Dennoch klafft zwischen Umfrageergebnissen und alltäglichen Müllsünden eine auffällige Lücke. „Mülltrennung", sagt Bernd Blockus, „ist noch lange nicht für jeden selbstverständlich." Seine Erfahrung: „Als Abfallmanager darfst du nicht zimperlich sein." Auf 90 WIRO-Müllstellplätzen sortieren er und Gerald Preuß nachlässig getrennten Abfall. Da kommt einiges zusammen: Schranktüren und alte Schuhe stecken zwischen Restmüll, das letzte Stück vom Sonntagsbraten in der Papiertonne und Zeitungen in der Biobox. Jede Tüte nehmen sich die Müllmanager deshalb einzeln vor, sortieren um: „Liegt am Ende alles in den richtigen Tonnen, bleibt oft nur noch ein kleiner Haufen Restmüll übrig." Wertstoffe werden nämlich nur recycelt, wenn sie vorher sortenrein getrennt wurden. Und das zahlt sich für die Mieter des Wohnungsunternehmens aus: Jede Restmülltonne kostet extra, Wertstofftonnen nichts.

Mehr als zehn Prozent der kalten Betriebskosten fließen durchschnittlich in die Hausmüllentsorgung. Vor mehr als drei Jahren hat der erste WIRO-Mülloptimierer seinen Dienst in Dierkow angetreten. Heute sorgen fünf Abfallprofis auch in Toitenwinkel, Lichtenhagen, Groß Klein und Schmarl für Ordnung.

Natürlich, sagt Gerald Preuß, gibt es auch viele vorbildliche Hausgemeinschaften, bei denen er und die Kollegen fast gar nicht nachsortieren müssen. „Da sehen die Müllplätze picobello aus." Andere kann er nur mit Mundschutz betreten. Der 54-Jährige zeigt Fotos auf seinem Handy, von aufgerissenen Müllsäcken, aus denen Hühnerknochen und volle Windeln quellen. „Wenn Mieter die Deckel nicht zumachen oder die Säcke auf die Erde stellen, kommen die Tiere." Mit Schaufel und Besen gehen Gerald Preuß und Bernd Blockus dann ans Werk, räumen dazu noch illegalen Sperrmüll weg.

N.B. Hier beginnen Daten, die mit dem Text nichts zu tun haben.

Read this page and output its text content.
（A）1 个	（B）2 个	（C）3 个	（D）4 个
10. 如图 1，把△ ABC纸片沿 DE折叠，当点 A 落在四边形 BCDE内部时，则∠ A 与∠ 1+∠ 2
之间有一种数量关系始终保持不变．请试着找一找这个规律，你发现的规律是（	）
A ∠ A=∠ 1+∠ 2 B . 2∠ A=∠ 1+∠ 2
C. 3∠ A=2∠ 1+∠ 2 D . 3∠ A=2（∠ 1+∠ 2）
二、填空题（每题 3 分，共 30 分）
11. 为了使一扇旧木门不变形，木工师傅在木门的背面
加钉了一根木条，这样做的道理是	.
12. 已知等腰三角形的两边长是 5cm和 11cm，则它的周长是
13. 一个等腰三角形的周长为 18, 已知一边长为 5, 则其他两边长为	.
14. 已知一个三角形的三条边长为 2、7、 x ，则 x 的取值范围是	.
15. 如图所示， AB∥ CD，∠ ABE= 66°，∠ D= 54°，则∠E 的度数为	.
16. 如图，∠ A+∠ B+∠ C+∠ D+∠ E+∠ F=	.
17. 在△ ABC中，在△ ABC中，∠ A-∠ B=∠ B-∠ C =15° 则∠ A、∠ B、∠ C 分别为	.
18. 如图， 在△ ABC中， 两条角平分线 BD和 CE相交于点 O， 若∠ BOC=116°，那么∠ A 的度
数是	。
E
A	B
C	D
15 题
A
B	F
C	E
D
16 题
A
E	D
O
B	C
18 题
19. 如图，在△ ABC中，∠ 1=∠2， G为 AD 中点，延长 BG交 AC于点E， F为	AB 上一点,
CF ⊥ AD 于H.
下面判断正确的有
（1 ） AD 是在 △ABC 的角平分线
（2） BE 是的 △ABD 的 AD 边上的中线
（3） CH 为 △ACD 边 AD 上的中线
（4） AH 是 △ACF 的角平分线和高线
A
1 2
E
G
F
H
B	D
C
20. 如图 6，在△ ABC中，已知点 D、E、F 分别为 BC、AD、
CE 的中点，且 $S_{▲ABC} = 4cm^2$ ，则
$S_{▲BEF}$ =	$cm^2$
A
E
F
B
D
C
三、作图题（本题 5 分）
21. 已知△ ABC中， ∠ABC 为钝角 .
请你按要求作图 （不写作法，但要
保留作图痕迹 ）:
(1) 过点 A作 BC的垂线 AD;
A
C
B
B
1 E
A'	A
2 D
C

Jeder Bundesbürger entsorgt statistisch gesehen 600 Kilo Müll pro Jahr. An den Arbeitsplätzen der Abfallmanager ist die Restmüllmenge innerhalb eines Jahres um fast ein Drittel gesunken. Dafür hat die WIRO mehr gelbe Tonnen bestellt. „Und es werden garantiert noch mehr", ist sich Blockus sicher.